D-Day veteran recalls jump that didn’t go as planned
TOM RICE: We sat in our steel bucket seats and the take-off time was 10:41.
SUSAN MURPHY: Tom Rice has vivid memories of that night 70 years ago when he flew across the English Channel in the pre-dawn hours of D-Day.
TOM RICE: I can’t recall exactly how long the flight was other than maybe 57 minutes – 59 minutes.
SUSAN MURPHY: Only 22 years old – Rice was among the oldest of the 18 paratroopers on board the c-47 military transport plane.
The once-avid runner says he had no time during the flight to worry – he was busy assisting his jumpmaster with equipment.
TOM RICE: Then I moved up to the front to make sure everyone was alert and awake and cigarettes were out.
SUSAN MURPHY: Their mission – dubbed Operation Overload — was to parachute behind enemy lines in German-occupied France near the beaches of Normandy.
They were to secure bridges, roads and canals just hours before a massive sea and land invasion of 5,000 ships and nearly 140,000 American and allied troops.
For Rice, the mission was the culmination of a year-and-a-half of intensive training.
TOM RICE: Now there’s 45 aircraft in a v of v’s shape.

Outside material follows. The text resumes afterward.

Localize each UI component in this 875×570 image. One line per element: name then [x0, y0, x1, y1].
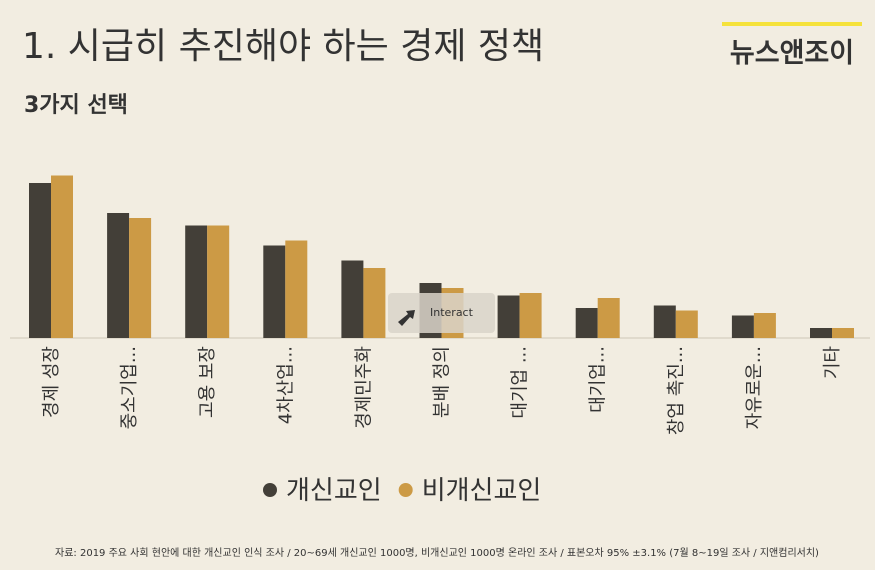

I was in the third one to the right.
SUSAN MURPHY: From the plane’s open back door, Rice watched enemy fire streaking up from the ground as they approached their jump location.
TOM RICE: We were yawing and pitching trying to get away from the flack and all those candleworks coming up at us.
SUSAN MURPHY: Heavy fog and enemy fire caused pilots to panic and break up their formations. Still, Rice says, the red light above the back door of the plane came on.
TOM RICE: That means we’ve got five minutes to go, so the lieutenant got us all standing. And the order there – stand up and hook up.
SUSAN MURPHY: Rice was always the first jumper out of the plane — So when the green light came on, he jumped — and got snagged.
TOM RICE: My armpit got caught in the lower left hand corner of the door.
SUSAN MURPHY: He swung himself out, with a load of gear on his back that outweighed him.
TOM RICE: I normally weighed 137 pounds. That night I weighed 276.
SUSAN MURPHY: He says he twisted, freed himself, opened his chute and plunged in pitch darkness toward heavily-armed Germans – miles from his intended drop zone. He made a hard landing in a field near Utah Beach.
TOM RICE: So we were spread 400 square miles. Only 15 percent of us got together for the first five or six days.
SUSAN MURPHY: Rice spent 37 days fighting in Normandy, living out of holes, and equipped with just three days of food.
He says he lost many friends, and saw things eyes weren’t meant to see. He’s never forgotten.
TOM RICE: No… that stays.
SUSAN MURPHY: His living room mantel is filled with memorabilia and awards, including a Bronze Star, oak leaf cluster and Purple Heart.
TOM RICE: These are the two metals that the French department of the ancient warriors gave me.
SUSAN MURPHY: He hasn’t always openly shared his war stories. After retiring from the military, he got married, had five children and was history teacher in Chula Vista for 44 years. But his students were never aware their teacher was a walking history lesson.
TOM RICE: They figured I was in the military but I never told them a word about – I was in the Airborne.
SUSAN MURPHY: Now, at 92, Rice uses every opportunity to share his accounts of D-Day and World War II. He knows his aging generation of D-day veterans is fading.
TOM RICE: I developed a lot of camaraderie with those guys. Cause you have a lot in common with them.
SUSAN MURPHY: Rice plans to commemorate the 70th anniversary like he does every anniversary– by jumping out of an airplane.
Rice was among the first American troops to set foot in Normandy. Even at a distance of seven decades, the day continues to shape his life.